Millions of Google Earth users around the world will be able to see how climate change could affect the planet and its people over the next century, along with viewing the loss of Antarctic ice shelves over the last 50 years.
Climate Change in Our World, launched by UK prime minister Gordon Brown at the Google Zeitgeist conference, is the product of a collaboration between Google, the UK government, the Met Office Hadley Centre and the British Antarctic Survey. It provides two new ‘layers’, or animations, available to all users of Google Earth.
One animation uses leading climate science from the UK’s Met Office Hadley Centre to show world temperatures throughout the next hundred years under medium projections of greenhouse gas emissions. It also shows stories of how people in the UK and in some of the world’s poorest countries are already being affected by changing weather patterns.
The animation contains information on action that can be taken by individuals, communities, businesses and governments to tackle climate change, and highlights good work already underway.
Another animation, developed by the British Antarctic Survey, shows the retreat of Antarctic ice caps since the 1950s, and features facts about climate change science and impacts in the Antarctic.
'Climate change is redrawing the map of the world.

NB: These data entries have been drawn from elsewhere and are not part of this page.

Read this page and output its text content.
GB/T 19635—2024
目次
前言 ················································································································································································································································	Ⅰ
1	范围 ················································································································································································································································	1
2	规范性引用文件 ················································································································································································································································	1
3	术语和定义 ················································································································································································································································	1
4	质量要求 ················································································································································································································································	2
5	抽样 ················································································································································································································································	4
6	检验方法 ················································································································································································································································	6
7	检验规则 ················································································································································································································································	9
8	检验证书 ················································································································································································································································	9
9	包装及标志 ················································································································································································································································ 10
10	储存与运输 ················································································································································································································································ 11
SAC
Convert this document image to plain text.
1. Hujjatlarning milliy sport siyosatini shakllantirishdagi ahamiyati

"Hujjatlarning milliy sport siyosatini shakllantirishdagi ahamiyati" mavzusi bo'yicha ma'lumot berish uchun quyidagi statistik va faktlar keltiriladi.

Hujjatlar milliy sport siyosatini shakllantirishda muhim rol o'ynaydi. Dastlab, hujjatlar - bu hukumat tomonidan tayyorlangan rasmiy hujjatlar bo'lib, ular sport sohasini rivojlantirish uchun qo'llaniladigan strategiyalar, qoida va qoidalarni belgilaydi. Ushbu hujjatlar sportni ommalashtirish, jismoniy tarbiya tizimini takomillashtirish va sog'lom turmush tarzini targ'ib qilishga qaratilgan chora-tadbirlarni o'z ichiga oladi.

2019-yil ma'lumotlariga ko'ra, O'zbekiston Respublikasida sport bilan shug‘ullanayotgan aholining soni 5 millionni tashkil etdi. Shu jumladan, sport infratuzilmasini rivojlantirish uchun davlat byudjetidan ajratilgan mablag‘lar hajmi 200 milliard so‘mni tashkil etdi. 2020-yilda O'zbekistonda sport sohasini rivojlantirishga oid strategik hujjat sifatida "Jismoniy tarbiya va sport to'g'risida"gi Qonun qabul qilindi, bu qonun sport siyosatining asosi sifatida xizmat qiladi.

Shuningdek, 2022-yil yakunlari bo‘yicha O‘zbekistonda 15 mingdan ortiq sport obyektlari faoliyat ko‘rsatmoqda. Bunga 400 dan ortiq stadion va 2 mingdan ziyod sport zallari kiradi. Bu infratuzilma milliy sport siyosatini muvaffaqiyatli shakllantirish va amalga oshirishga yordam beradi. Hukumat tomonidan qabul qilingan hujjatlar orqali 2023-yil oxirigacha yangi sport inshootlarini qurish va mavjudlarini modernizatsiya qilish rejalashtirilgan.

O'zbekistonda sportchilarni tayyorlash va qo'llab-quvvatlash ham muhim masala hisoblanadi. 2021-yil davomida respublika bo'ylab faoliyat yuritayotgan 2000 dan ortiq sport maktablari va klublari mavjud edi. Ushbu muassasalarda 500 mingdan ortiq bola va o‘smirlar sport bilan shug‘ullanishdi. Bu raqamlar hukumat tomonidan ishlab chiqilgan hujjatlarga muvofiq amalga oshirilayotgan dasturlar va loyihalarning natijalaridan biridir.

Unless we act, its impacts will be felt everywhere, as sea levels rise, crops fail, extreme weather increases and more areas are at risk of drought and flooding,' said environment secretary Hilary Benn.
'This project shows people the reality of climate change using estimates of both the change in the average temperature where they live, and the impact it will have on people’s lives all over the world, including here in Britain.'
So how do you get to see Climate Change in Our World? Once you click through to Google Earth, then download the application and then download the new layer - Climate Change In Our World - where you will see a movie of global temperature changes for the next 100 years.